Noot replied that he thought that my father would do well to send him
away, but better to keep him. He said that he had no revelation on the
matter, though if it were wished he would seek one, but he believed
that although his presence might bring trouble, from his dismissal
would come yet worse trouble. He added that in a vision he had been
commanded by the goddess Isis to find out a certain Lady Ayesha and
become her instructor in mysteries that the purposes of Heaven might
be fulfilled, and that it was ill to flout goddesses whose arms were
even longer than those of Pharaoh.

Now for the second time my father who did nothing great or small
without my counsel, asked my judgment on the matter after I had heard
the words of Noot. I pondered, remembering what the wanderer had
promised to me in the desert, namely, knowledge and the secrets of the
gods, also spells that would sway the hearts of kings, with the gifts
of magic and of power. At length I answered,

"To what end is all this empty talk, my Father? Has not this stranger
eaten of your bread and salt and is it the custom of our people to
drive away from their doors for no fault those to whom they have given
hospitality?"

"True," said my father. "If he were to be sent hence, it should have
been done at once. Abide in my shadow, Noot, and pray your gods to
bring a blessing on me."

 

So Noot, the priest and prophet, remained with us and from the first
day of his coming, opened out to my eager eyes all the scrolls of his
secret lore. Still it is true that he brought to my father, not
blessing but death, as shall be told, though this did not come for
many moons.

Meanwhile he taught and I learned, for his knowledge flowed into my
soul like a river into the desert and filled its thirsty sand with
life. Of all that I learned from him, because of the oaths I swore,
even now it is not lawful that I should write, but it is true that in
those years of study I grew near to the gods and wrested many a secret
from the clenched hands of Nature.

Moreover, though as yet I did not take the vows, I became a votary of
Isis, as Noot, her high-priest, had authority to make me, and one of
the inner circle. Yes, I determined even then that I would forswear
marriage and all fleshly joys and make to Isis the offering of my
life, while she through her priest vowed to me in return such power
and wisdom as had scarce been given to any woman before me.
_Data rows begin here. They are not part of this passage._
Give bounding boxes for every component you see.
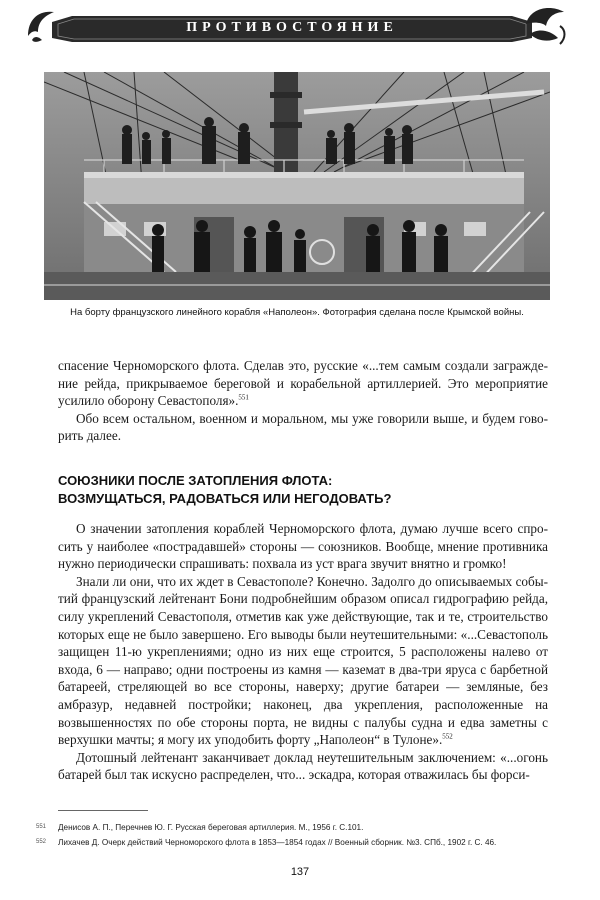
intro-text [58, 357, 548, 445]
paragraph: Дотошный лейтенант заканчивает доклад неутешительным заключением: «...огонь батарей был так искусно распределен, что... эскадра, которая отважилась бы форси- [58, 749, 548, 783]
section-heading: СОЮЗНИКИ ПОСЛЕ ЗАТОПЛЕНИЯ ФЛОТА: ВОЗМУЩАТЬСЯ, РАДОВАТЬСЯ ИЛИ НЕГОДОВАТЬ? [58, 473, 392, 506]
ship-deck-photo [44, 72, 550, 300]
footnotes [36, 820, 556, 850]
footnote: 552 Лихачев Д. Очерк действий Черноморского флота в 1853—1854 годах // Военный сборник. №3. СПб., 1902 г. С. 46. [36, 838, 497, 847]
paragraph: спасение Черноморского флота. Сделав это, русские «...тем самым создали заграждение рейда, прикрываемое береговой и корабельной артиллерией. Это мероприятие усилило оборону Севастополя».$^{551}$ [58, 358, 548, 409]
footnote-ref[interactable]: 551 [238, 393, 249, 402]
page-number: 137 [290, 866, 310, 878]
footnote-ref[interactable]: 552 [442, 732, 453, 741]
paragraph: Обо всем остальном, военном и моральном, мы уже говорили выше, и будем говорить далее. [58, 410, 548, 444]
paragraph: О значении затопления кораблей Черноморского флота, думаю лучше всего спросить у наиболее «пострадавшей» стороны — союзников. Вообще, мнение противника нужно периодически спрашивать: похвала из уст врага звучит внятно и громко! [58, 521, 548, 572]
body-text [58, 520, 548, 784]
header-banner [52, 14, 532, 44]
footnote-divider [58, 810, 148, 811]
footnote: 551 Денисов А. П., Перечнев Ю. Г. Русская береговая артиллерия. М., 1956 г. С.101. [36, 823, 364, 832]
corner-ornament-right [520, 4, 570, 53]
photo-caption: На борту французского линейного корабля «Наполеон». Фотография сделана после Крымской войны. [70, 307, 524, 318]
header-title: ПРОТИВОСТОЯНИЕ [186, 20, 398, 35]
paragraph: Знали ли они, что их ждет в Севастополе? Конечно. Задолго до описываемых событий французский лейтенант Бони подробнейшим образом описал гидрографию рейда, силу укреплений Севастополя, отметив как уже действующие, так и те, строительство которых еще не было завершено. Его выводы были неутешительными: «...Севастополь защищен 11-ю укреплениями; одно из них еще строится, 5 расположены налево от входа, 6 — направо; одни построены из камня — каземат в два-три яруса с барбетной батареей, стреляющей во все стороны, наверху; другие батареи — земляные, без амбразур, недавней постройки; наконец, два укрепления, расположенные на возвышенностях по обе стороны порта, не видны с палубы судна и едва заметны с верхушки мачты; я могу их уподобить форту „Наполеон“ в Тулоне».$^{552}$ [58, 573, 548, 748]
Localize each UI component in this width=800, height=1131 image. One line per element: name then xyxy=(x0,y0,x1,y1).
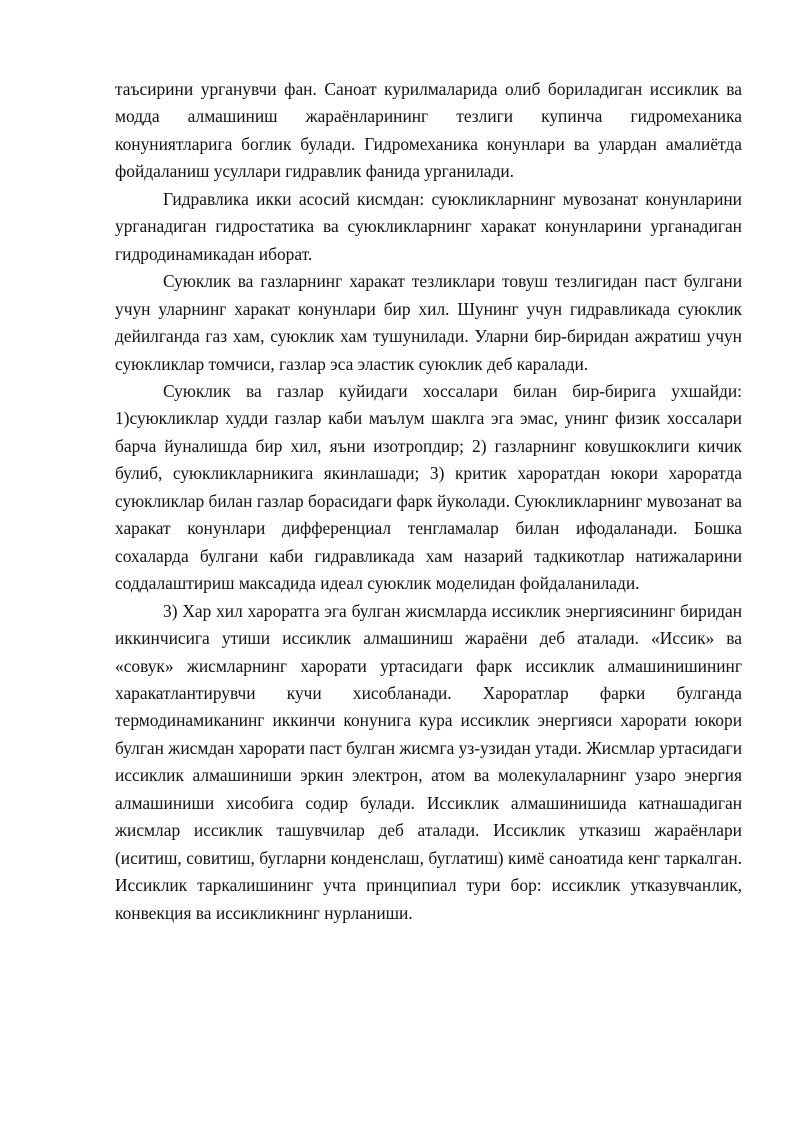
paragraph-5: 3) Хар хил хароратга эга булган жисмларда иссиклик энергиясининг биридан иккинчисига утиши иссиклик алмашиниш жараёни деб аталади. «Иссик» ва «совук» жисмларнинг харорати уртасидаги фарк иссиклик алмашинишининг харакатлантирувчи кучи хисобланади. Хароратлар фарки булганда термодинамиканинг иккинчи конунига кура иссиклик энергияси харорати юкори булган жисмдан харорати паст булган жисмга уз-узидан утади. Жисмлар уртасидаги иссиклик алмашиниши эркин электрон, атом ва молекулаларнинг узаро энергия алмашиниши хисобига содир булади. Иссиклик алмашинишида катнашадиган жисмлар иссиклик ташувчилар деб аталади. Иссиклик утказиш жараёнлари (иситиш, совитиш, бугларни конденслаш, буглатиш) кимё саноатида кенг таркалган. Иссиклик таркалишининг учта принципиал тури бор: иссиклик утказувчанлик, конвекция ва иссикликнинг нурланиши. xyxy=(115,600,742,923)
paragraph-2: Гидравлика икки асосий кисмдан: суюкликларнинг мувозанат конунларини урганадиган гидростатика ва суюкликларнинг харакат конунларини урганадиган гидродинамикадан иборат. xyxy=(115,188,742,264)
paragraph-3: Суюклик ва газларнинг харакат тезликлари товуш тезлигидан паст булгани учун уларнинг харакат конунлари бир хил. Шунинг учун гидравликада суюклик дейилганда газ хам, суюклик хам тушунилади. Уларни бир-биридан ажратиш учун суюкликлар томчиси, газлар эса эластик суюклик деб каралади. xyxy=(115,271,742,374)
paragraph-1: таъсирини урганувчи фан. Саноат курилмаларида олиб бориладиган иссиклик ва модда алмашиниш жараёнларининг тезлиги купинча гидромеханика конуниятларига боглик булади. Гидромеханика конунлари ва улардан амалиётда фойдаланиш усуллари гидравлик фанида урганилади. xyxy=(115,79,742,182)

Thus the time went by till at length fell the blow and I--for all my
wisdom--never heard Aphrodite laughing behind her veil. Nor indeed did
Noot, but then he was an old man, who, as I drew out of him, save
those of his mother, had not once touched a woman's lips. All learning
was his, but it seemed that in his search for it there were some
things he had passed by. At least so I believed, or rather half-
believed, at this time, but as I learned afterward, there are matters
upon which even the most holy think it no shame to lie, since in the
end Noot confessed to me that in his youth he had been as are other
men. Also I think that he heard the laughter of Aphrodite, though I
did not. However these things may be, as I was to discover afterward,
Mother Isis is a stern mistress to whoever looks the other way.

Also, although Noot told me much, he hid more. Not for many a year was
I to learn that he was a citizen of the ancient, ruined land of Kor,
and the only one who knew the fearful mystery it hid, which in a far
day to come he was commanded to reveal to me, Ayesha, and to no other
man or woman. Nor did he tell me that it was the purpose of Heaven
that under her other shape and name of Truth I should again establish
the worship of Isis in that land and once more make of it a queen of
the world. Yet these things were so and therefore was he sent to me
and for no other reason. Therefore was he commanded to reveal the doom
of Egypt to Nectanebes, that this Pharaoh in his wrath might drive
him, a wanderer, to our tents at Ozal there to dwell for years and
instruct me, the chosen, in all things that I must learn, so that when
at last the appointed hour dawned, I might be fitted for my mighty
task.

 

But all this while Aphrodite laughed on behind her veil!